Первые десятка полтора километров ехать было нетрудно. Дорога петляла по склону, по сторонам виднелись следы человеческой деятельности: пастушьи шалаши, кострища, пустые загоны для овец; далеко внизу — сгрудившиеся в кучку коробочки домов, сланцевые крыши, колокольня готической церкви. Аржентера выглядел как городок из забытых ребенком в саду кубиков. Трудности начались, когда я, свернув с главной дороги, попал на круговой перекресток: только сделав два круга, удалось обнаружить съезд, откуда дорога вела к перевалу. Фактически это была узкая скальная полка: слева вертикальная стена, справа головокружительной глубины пропасть и никаких ограждений — ни парапета, ни столбиков, ни цепей. Огромные ели над вьющейся по дну долины ниткой ручья сверху казались зелеными звездочками. Через каждые несколько сот метров в скале были вырублены ниши, позволявшие двум встречным автомобилям разъехаться. Знакомые запахи и звуки остались далеко внизу; слышался только клекот кружащих над пропастью орлов да время от времени грохот камнепада. Самое страшное началось километрах в пятнадцати от перевала Маддалена. В быстро холодеющем прозрачном воздухе повисла легкая жемчужная дымка, а затем над дорогой вдруг сгустился туман.

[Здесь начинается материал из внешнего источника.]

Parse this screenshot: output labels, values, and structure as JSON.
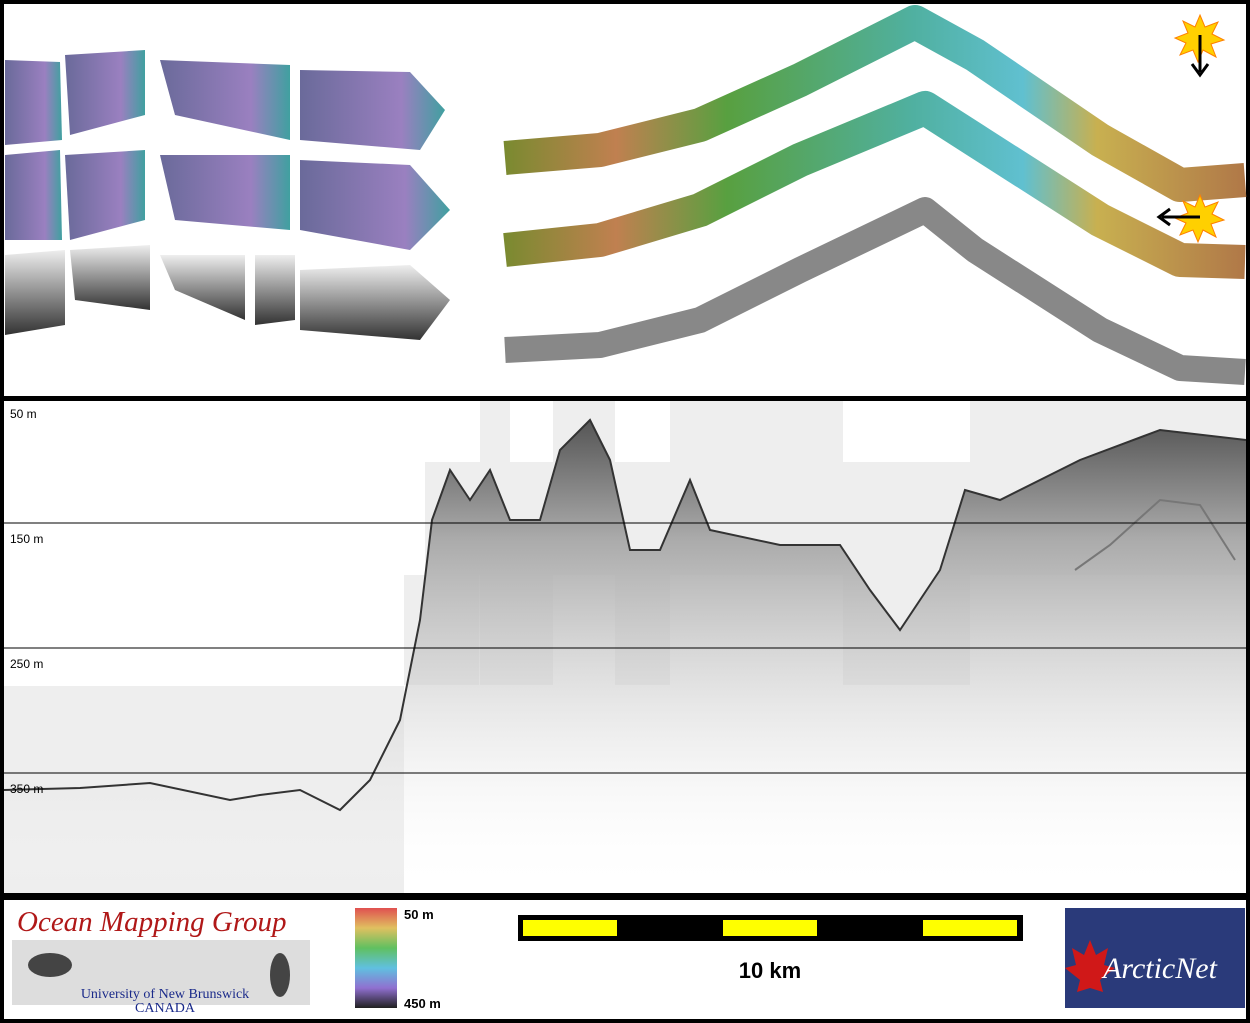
{
  "profile": {
    "depth_labels": [
      "50 m",
      "150 m",
      "250 m",
      "350 m"
    ]
  },
  "footer": {
    "group": {
      "title": "Ocean Mapping Group",
      "university": "University of New Brunswick",
      "country": "CANADA"
    },
    "colorbar": {
      "top_label": "50 m",
      "bottom_label": "450 m"
    },
    "scale_bar": {
      "label": "10 km"
    },
    "logo": {
      "text": "ArcticNet"
    }
  }
}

Я въехал в густые облака. Отдельные островки снега превратились в сугробы, через которые все труднее становилось пробиваться. Слева вырос ледник. Видимость упала почти до нуля: противотуманные фары не помогали, машина двигалась практически вслепую. Неогороженная дорога делалась все более скользкой, перед окном проплывали клубы тумана каких-то фантастических очертаний; даже напрягая внимание до предела, я скорее угадывал путь, чем видел. Приходилось прилагать огромные усилия, чтобы управлять своими рефлексами: каждый непроизвольный поворот руля мог закончиться опасным заносом. В конце концов, на каком-то очередном витке дороги, колеса забуксовали в сугробе, двигатель заглох. Все попытки одолеть препятствие заканчивались безрезультатно: колеса крутились, но с землей не сцеплялись. Чувствуя, что, несмотря на ручной тормоз, машина сантиметр за сантиметром сползает к краю пропасти, я выскочил на дорогу и огляделся в поисках чего-нибудь, что можно подложить под колеса. У скалы слева лежало несколько засыпанных снегом камней. Обдирая руки, я вырвал их из-под снега и льда и буквально в последний момент подложил под колеса. До пропасти оставалось менее полуметра!

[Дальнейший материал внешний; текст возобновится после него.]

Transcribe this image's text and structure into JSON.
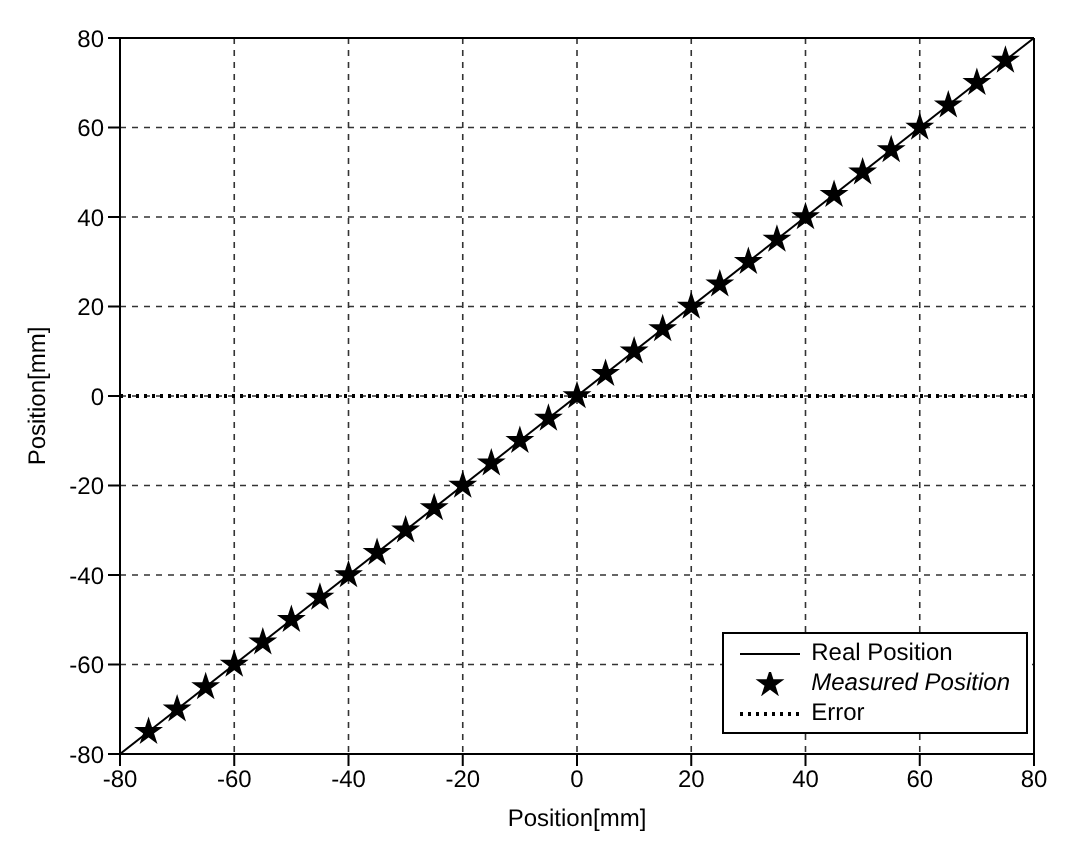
{
  "chart_data": {
    "type": "line",
    "xlabel": "Position[mm]",
    "ylabel": "Position[mm]",
    "xlim": [
      -80,
      80
    ],
    "ylim": [
      -80,
      80
    ],
    "xticks": [
      -80,
      -60,
      -40,
      -20,
      0,
      20,
      40,
      60,
      80
    ],
    "yticks": [
      -80,
      -60,
      -40,
      -20,
      0,
      20,
      40,
      60,
      80
    ],
    "grid": true,
    "legend": "bottom right",
    "series": [
      {
        "name": "Real Position",
        "type": "line",
        "color": "#000000",
        "line_style": "solid",
        "marker": "none",
        "x": [
          -80,
          80
        ],
        "values": [
          -80,
          80
        ]
      },
      {
        "name": "Measured Position",
        "type": "scatter",
        "color": "#000000",
        "marker": "star",
        "x": [
          -75,
          -70,
          -65,
          -60,
          -55,
          -50,
          -45,
          -40,
          -35,
          -30,
          -25,
          -20,
          -15,
          -10,
          -5,
          0,
          5,
          10,
          15,
          20,
          25,
          30,
          35,
          40,
          45,
          50,
          55,
          60,
          65,
          70,
          75
        ],
        "values": [
          -75,
          -70,
          -65,
          -60,
          -55,
          -50,
          -45,
          -40,
          -35,
          -30,
          -25,
          -20,
          -15,
          -10,
          -5,
          0,
          5,
          10,
          15,
          20,
          25,
          30,
          35,
          40,
          45,
          50,
          55,
          60,
          65,
          70,
          75
        ]
      },
      {
        "name": "Error",
        "type": "line",
        "color": "#000000",
        "line_style": "dotted",
        "marker": "none",
        "x": [
          -80,
          80
        ],
        "values": [
          0,
          0
        ]
      }
    ]
  }
}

Я плохо помню, что было дальше. Память, будто поврежденная тогдашними эмоциями, сохранила только какие-то обрывки. Не знаю, долго ли я стоял, прислонившись к скалистой стене, успокаивая дыхание, стараясь унять дрожь в руках, собраться с мыслями. Вспоминается, как, преодолевая парализующий страх, я осторожно вытаскивал резиновые коврики из стоящей на краю бездны машины и засовывал их под колеса. Понадобилось немало времени, пока я рискнул, задержав дыхание, трясущимися пальцами повернуть ключ в замке зажигания. Зато когда двигатель заработал, колеса обрели связь с землей и автомобиль снова стал карабкаться в гору, на смену страху пришло колоссальное облегчение.

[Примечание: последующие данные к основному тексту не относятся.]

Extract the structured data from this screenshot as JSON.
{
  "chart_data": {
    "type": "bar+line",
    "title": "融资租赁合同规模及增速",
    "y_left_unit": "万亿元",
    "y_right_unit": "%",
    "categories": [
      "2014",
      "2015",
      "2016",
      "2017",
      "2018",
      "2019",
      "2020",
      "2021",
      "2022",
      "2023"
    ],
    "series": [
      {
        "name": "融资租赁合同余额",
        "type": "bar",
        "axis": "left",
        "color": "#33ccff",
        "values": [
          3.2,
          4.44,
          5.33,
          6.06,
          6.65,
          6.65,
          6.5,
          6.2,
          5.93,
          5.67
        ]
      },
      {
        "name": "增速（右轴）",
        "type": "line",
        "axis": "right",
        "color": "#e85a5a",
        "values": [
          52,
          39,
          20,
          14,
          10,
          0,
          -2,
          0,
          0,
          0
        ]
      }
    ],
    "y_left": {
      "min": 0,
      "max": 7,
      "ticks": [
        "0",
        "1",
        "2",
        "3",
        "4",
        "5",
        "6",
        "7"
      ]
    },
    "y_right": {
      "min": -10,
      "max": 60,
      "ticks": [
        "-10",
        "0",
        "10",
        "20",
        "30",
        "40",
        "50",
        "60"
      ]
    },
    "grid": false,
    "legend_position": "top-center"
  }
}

Помню маячащие в тумане заснеженные, обросшие льдом строения (вероятно, бездействующий пограничный пункт), свисающий с флагштока обрывок трехцветного флага, потом, после многочасового непрерывного подъема, первые несколько сот метров по ровному месту: хруст ледяной корки под колесами, едва ощутимое изменение угла наклона дороги — и внезапная эйфория, вероятно хорошо знакомая спортсменам, после долгого изматывающего бега почувствовавшим, что критическая точка пройдена и победа не за горами. Тучи сдались. Где-то справа маячили голые вершины Парпайона, слева — скалистый массив Труа-Эвеше. Самая трудная часть дороги позади!
Спуск тоже был нелегок, но я знал, что ничего плохого случиться не может — ведь я уже дома. Первая провансальско-савойская деревушка: каменные дома, фонтан на площади перед мэрией, выставленные из кафе наружу столики под опущенной маркизой, скатерти в красно-белую клетку «Виши». Из телефонной будки возле церкви я позвонил на автозаправочную станцию в Аржентера. После долгой череды длинных гудков услышал:
— А, это вы, месье, ну и ну, повезло вам, поздравляю.